Merging datasets- select unmatched records


SAS code

data SEX;
infile datalines dlm='|' dsd missover;
input Name : $8. Sex : $1.;
label ;
format ;
datalines4;
Alfred|M
Henry|M
Mary|F
;;;;
run;

data AHW;
infile datalines dlm='|' dsd missover;
input Name : $8. Age : best32. Height : best32. Weight : best32.;
label ;
format ;
datalines4;
Alfred|14|69|112.5
Henry|14|63.5|102.5
James|12|57.3|83
;;;;
run;


proc sort data=sex;
    by name;
run;

proc sort data=ahw;
    by name;
run;

data unmatched;
    merge sex(in=a) ahw(in=b keep=name);
    by name;
    if a and not b;
run;


data unmatched;
    merge sex(in=a keep=name) ahw(in=b);
    by name;
    if b and not a;
run;

SAS code description

These SAS code snippets demonstrate the process of sorting datasets and performing merges to identify unmatched observations based on the "name" variable. By comparing the sorted datasets and using conditional statements, the code extracts observations that are present in one dataset but do not have a corresponding match in the other dataset.

These SAS code snippets involve sorting and merging datasets to identify unmatched observations based on the "name" variable.

Sorting the Data: In both snippets, the datasets "sex" and "ahw" are sorted separately using the proc sort procedure. Sorting is performed based on the "name" variable to ensure that the datasets are in the same order before merging.

Finding Unmatched Observations (sex): In the first snippet, the "unmatched" dataset is created by merging the sorted "sex" and "ahw" datasets using the merge statement and the by statement with the "name" variable. The in=a option is used with the "sex" dataset to indicate the presence of a matching observation. The if a and not b condition keeps only the observations from the "sex" dataset that do not have a match in the "ahw" dataset. The resulting "unmatched" dataset includes unmatched observations from the "sex" dataset, retaining only the "name" variable.

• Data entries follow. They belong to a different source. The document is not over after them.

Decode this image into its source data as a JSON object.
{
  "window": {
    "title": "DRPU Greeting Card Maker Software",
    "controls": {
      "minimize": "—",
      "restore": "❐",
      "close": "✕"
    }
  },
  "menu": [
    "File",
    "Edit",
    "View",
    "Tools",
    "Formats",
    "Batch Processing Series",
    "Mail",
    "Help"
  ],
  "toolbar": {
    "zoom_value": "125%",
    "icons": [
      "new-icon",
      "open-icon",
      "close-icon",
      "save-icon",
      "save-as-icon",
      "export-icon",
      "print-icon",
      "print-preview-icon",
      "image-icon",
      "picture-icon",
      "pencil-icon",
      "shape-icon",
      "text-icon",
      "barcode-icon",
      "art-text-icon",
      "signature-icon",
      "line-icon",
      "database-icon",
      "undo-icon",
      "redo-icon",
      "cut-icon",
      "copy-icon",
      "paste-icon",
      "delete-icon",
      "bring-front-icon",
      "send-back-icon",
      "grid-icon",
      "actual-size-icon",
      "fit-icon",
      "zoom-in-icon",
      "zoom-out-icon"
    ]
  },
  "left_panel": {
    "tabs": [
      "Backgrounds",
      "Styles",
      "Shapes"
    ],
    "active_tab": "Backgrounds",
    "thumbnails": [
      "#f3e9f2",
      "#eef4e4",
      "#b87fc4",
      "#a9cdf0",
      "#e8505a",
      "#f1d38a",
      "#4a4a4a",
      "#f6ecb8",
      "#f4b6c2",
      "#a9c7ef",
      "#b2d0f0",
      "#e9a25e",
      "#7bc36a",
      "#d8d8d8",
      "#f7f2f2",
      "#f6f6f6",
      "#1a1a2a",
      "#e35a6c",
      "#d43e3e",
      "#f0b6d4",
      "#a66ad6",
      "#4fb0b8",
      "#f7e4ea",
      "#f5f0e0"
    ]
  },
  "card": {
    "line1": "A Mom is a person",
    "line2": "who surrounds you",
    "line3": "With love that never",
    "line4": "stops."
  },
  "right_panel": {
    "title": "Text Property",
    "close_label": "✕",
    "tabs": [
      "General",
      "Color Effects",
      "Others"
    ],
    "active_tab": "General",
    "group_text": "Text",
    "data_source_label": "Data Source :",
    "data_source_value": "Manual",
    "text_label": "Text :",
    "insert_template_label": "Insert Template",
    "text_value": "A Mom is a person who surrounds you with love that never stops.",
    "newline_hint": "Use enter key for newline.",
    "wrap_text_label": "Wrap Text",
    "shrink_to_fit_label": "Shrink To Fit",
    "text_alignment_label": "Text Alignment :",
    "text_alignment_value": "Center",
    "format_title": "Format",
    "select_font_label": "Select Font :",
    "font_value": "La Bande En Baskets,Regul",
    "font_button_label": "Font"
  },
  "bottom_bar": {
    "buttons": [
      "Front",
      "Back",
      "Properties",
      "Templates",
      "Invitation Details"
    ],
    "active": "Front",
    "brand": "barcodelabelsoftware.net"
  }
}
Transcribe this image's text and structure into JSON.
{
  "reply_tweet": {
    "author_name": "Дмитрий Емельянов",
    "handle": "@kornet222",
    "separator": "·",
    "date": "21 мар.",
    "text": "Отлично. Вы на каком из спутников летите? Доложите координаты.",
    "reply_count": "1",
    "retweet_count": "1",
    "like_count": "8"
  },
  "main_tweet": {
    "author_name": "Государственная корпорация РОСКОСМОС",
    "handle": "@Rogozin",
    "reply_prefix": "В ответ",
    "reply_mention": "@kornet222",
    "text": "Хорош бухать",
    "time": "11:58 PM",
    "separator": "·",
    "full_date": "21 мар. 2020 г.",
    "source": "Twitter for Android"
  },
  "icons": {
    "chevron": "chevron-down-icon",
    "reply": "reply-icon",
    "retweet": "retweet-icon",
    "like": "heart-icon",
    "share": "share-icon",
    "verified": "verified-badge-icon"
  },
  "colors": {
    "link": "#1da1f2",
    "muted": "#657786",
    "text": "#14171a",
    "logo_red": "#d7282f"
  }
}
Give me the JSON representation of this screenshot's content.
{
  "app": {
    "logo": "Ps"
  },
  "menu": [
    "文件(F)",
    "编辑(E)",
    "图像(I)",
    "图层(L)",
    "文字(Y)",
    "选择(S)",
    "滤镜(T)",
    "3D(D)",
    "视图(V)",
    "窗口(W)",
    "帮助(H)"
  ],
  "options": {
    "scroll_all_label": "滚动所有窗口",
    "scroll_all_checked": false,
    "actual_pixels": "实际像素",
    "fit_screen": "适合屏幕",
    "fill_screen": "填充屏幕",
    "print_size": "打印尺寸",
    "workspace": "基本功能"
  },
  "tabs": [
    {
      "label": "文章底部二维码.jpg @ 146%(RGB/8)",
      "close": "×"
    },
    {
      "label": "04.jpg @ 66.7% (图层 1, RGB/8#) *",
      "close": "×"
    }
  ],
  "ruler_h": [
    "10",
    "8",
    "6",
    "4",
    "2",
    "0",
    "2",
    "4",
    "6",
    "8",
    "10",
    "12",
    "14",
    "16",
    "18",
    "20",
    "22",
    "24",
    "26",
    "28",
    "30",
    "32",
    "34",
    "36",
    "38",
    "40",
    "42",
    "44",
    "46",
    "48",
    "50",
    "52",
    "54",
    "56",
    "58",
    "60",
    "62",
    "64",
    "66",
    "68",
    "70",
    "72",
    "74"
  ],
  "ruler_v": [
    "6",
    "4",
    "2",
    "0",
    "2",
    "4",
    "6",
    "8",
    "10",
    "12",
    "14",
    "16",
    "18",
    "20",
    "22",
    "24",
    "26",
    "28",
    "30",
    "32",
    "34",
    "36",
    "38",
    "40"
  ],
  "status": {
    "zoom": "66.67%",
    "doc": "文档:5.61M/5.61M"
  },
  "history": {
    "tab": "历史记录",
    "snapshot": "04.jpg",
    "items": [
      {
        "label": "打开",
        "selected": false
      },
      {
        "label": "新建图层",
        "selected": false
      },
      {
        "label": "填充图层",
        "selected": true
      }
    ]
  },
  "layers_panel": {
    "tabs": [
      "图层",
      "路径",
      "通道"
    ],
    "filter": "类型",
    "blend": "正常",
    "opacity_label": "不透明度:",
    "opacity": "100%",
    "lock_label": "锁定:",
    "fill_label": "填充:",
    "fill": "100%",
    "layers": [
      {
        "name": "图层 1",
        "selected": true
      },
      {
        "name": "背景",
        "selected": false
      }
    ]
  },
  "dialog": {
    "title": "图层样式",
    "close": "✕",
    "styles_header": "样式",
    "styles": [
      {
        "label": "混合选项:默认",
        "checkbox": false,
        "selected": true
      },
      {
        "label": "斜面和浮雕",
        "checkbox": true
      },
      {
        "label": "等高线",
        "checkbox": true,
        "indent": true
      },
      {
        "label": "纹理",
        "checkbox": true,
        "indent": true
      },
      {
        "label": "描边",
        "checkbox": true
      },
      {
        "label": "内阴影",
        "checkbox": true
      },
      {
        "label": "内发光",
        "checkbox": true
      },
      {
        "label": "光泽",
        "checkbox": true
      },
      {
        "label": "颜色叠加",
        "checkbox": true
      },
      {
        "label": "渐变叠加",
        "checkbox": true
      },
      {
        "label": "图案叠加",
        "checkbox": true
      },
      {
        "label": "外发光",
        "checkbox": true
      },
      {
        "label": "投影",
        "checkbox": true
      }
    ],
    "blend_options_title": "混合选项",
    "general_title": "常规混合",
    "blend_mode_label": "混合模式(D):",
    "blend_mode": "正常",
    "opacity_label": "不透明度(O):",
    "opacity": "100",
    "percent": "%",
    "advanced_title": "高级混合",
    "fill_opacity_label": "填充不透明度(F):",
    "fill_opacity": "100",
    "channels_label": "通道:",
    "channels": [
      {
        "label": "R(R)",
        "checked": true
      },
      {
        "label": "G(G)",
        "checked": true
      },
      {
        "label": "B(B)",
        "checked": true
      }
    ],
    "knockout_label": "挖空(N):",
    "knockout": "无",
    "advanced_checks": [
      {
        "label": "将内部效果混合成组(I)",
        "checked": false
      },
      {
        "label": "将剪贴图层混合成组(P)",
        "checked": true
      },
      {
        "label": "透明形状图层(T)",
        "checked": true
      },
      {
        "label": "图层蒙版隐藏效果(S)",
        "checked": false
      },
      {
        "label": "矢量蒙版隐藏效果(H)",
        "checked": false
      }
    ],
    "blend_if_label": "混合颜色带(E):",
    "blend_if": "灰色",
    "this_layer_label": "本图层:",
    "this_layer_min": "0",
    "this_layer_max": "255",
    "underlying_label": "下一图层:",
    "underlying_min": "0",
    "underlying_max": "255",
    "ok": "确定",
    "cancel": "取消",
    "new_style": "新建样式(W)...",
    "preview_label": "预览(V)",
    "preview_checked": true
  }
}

Finding Unmatched Observations (ahw): In the second snippet, the "unmatched" dataset is created by merging the sorted "sex" and "ahw" datasets using the merge statement and the by statement with the "name" variable. The in=b option is used with the "ahw" dataset to indicate the presence of a matching observation. The if b and not a condition keeps only the observations from the "ahw" dataset that do not have a match in the "sex" dataset. The resulting "unmatched" dataset includes unmatched observations from the "ahw" dataset, retaining only the "name" variable.

R code


library(tidyverse)

sex<-tribble(
~name,~sex,
"Alfred","M",
"Henry","M",
"Mary","F",
)

ahw<-tribble(
~name,~age,~height,~weight,
"Alfred",14,69,112.5,
"Henry",14,63.5,102.5,
"James",12,57.3,83,
)

unmatched<-anti_join(sex,ahw,by=c("name"))


unmatched<-anti_join(ahw,sex,by=c("name"))

R code description

These R Tidyverse code snippets demonstrate how to identify unmatched observations between two data frames, "sex" and "ahw," using the anti_join function from the dplyr package.

Finding Unmatched Observations (sex): The first code snippet uses the anti_join function to find unmatched observations in the "sex" data frame compared to the "ahw" data frame. The by argument specifies the variable(s) to use for matching, in this case, the "name" variable. The resulting "unmatched" data frame includes observations from the "sex" data frame that do not have a matching "name" in the "ahw" data frame.

Finding Unmatched Observations (ahw): The second code snippet reverses the order of the data frames in the anti_join function. It identifies unmatched observations in the "ahw" data frame compared to the "sex" data frame. Again, the by argument specifies the "name" variable for matching. The resulting "unmatched" data frame includes observations from the "ahw" data frame that do not have a matching "name" in the "sex" data frame.